The professional journalists sell their services to the highest bidder. But profit-making news organisations are part of the oppressive capitalist system. They are just businesses which sell news, information and entertainment as commodities. What, then, is the purpose of writing an article if it does not aim to resolve the problems of the community?
How would Russell describe the media industry today? He understood that profit-making enterprises have their own inescapable logic:
"Suppose each of the stockholders of the United States Steel Corporation to be a most kind-hearted, compassionate man. If you could by any means make him understand the hell that this company maintains, he would be powerless to change it. Let the officers be wholly unselfish philanthropists, and they shall be equally impotent. Let the managers be moved to tears by every accident, they can do nothing that shall prevent accidents. The whole organization is utterly impersonal; it is hard, mechanical, inhuman, relentless, and must be so, and cannot possibly be otherwise. To make profits, to declare dividends, to meet the interest on the outstanding securities, to produce steel, to produce it with the least possible expenditure of money: these are the only considerations that can be entertained everywhere, at any time, by any person in the organization."
Let's rescue the writings and follow the tradition of the classic socialist writers and journalists. Now that the Cold War is over, their writings need to be studied, evaluated, updated and applied to our contemporary reality. We must combine theory with practical struggle. Let's read Marx and Lenin. What's more, let's follow the example of other fighters who shed their blood in the struggle to make of this troubled world a better place.
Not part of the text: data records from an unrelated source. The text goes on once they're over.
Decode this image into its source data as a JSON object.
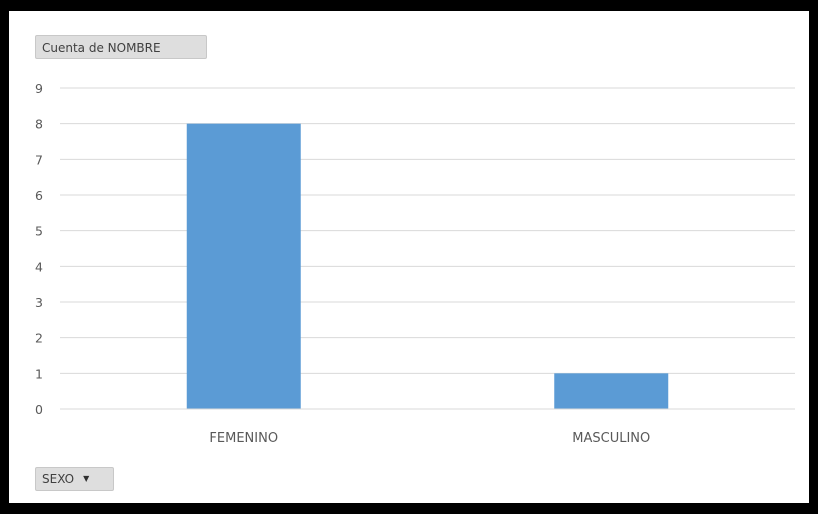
{
  "pivot": {
    "value_field_label": "Cuenta de NOMBRE",
    "axis_field_label": "SEXO",
    "axis_field_icon": "chevron-down-icon"
  },
  "chart_data": {
    "type": "bar",
    "categories": [
      "FEMENINO",
      "MASCULINO"
    ],
    "values": [
      8,
      1
    ],
    "title": "",
    "xlabel": "",
    "ylabel": "",
    "ylim": [
      0,
      9
    ],
    "yticks": [
      "0",
      "1",
      "2",
      "3",
      "4",
      "5",
      "6",
      "7",
      "8",
      "9"
    ],
    "grid": true,
    "legend": "none",
    "bar_color": "#5b9bd5",
    "grid_color": "#d9d9d9",
    "axis_color": "#d9d9d9"
  }
}
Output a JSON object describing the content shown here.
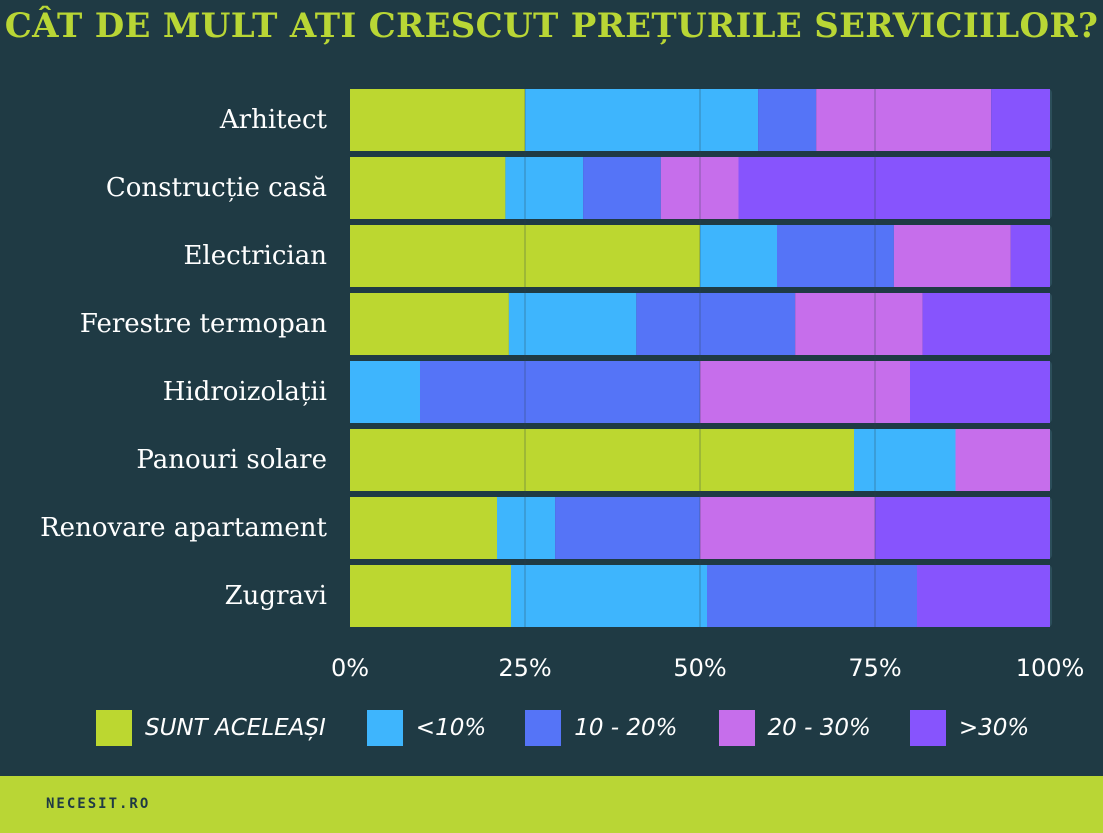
{
  "title": "CÂT DE MULT AȚI CRESCUT PREȚURILE SERVICIILOR?",
  "footer": {
    "brand": "NECESIT.RO"
  },
  "colors": {
    "background": "#1f3a44",
    "accent": "#b9d635",
    "track": "#2c4e5a"
  },
  "chart_data": {
    "type": "bar",
    "orientation": "horizontal",
    "stacked": true,
    "normalized": true,
    "categories": [
      "Arhitect",
      "Construcție casă",
      "Electrician",
      "Ferestre termopan",
      "Hidroizolații",
      "Panouri solare",
      "Renovare apartament",
      "Zugravi"
    ],
    "series": [
      {
        "name": "SUNT ACELEAȘI",
        "color": "#bcd730",
        "values": [
          25,
          22.2,
          50,
          22.7,
          0,
          72,
          21,
          23
        ]
      },
      {
        "name": "<10%",
        "color": "#3eb5fd",
        "values": [
          33.3,
          11.1,
          11,
          18.2,
          10,
          14.5,
          8.3,
          28
        ]
      },
      {
        "name": "10 - 20%",
        "color": "#5574f7",
        "values": [
          8.3,
          11.1,
          16.7,
          22.7,
          40,
          0,
          20.7,
          30
        ]
      },
      {
        "name": "20 - 30%",
        "color": "#c66eeb",
        "values": [
          25,
          11.1,
          16.7,
          18.2,
          30,
          13.5,
          25,
          0
        ]
      },
      {
        "name": ">30%",
        "color": "#8754fd",
        "values": [
          8.4,
          44.5,
          5.6,
          18.2,
          20,
          0,
          25,
          19
        ]
      }
    ],
    "xticks": [
      "0%",
      "25%",
      "50%",
      "75%",
      "100%"
    ],
    "xlim": [
      0,
      100
    ],
    "grid": true,
    "legend": "bottom"
  }
}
Capitalism is still the same. It now wears another mask (neo-liberalism), but it is still a system which produces death squads, war, poverty, oppression. And what Charles Russell wrote about such fruits is still true:
"Little children in the process of being first robbed and then murdered in the sacred cause of profits. If you like the system of which this is the certain fruit, come here and like the fruit also. You should not like the one without the other. And if you accept both, let me ask you one question. How if this robbed and tortured child were your daughter, or your little sister? How would you like that? And if it would be bad for your daughter, or your sister, do you think it can be good for another man's daughter and another man's sister?
"This is the offer of Socialism: the righting of the centuries of wrong the producers have suffered, the dawn of a genuine democracy, peace instead of war, sufficiency instead of suffering, life raised above the level of appetite, a chance at last for the good in people to attain their normal development."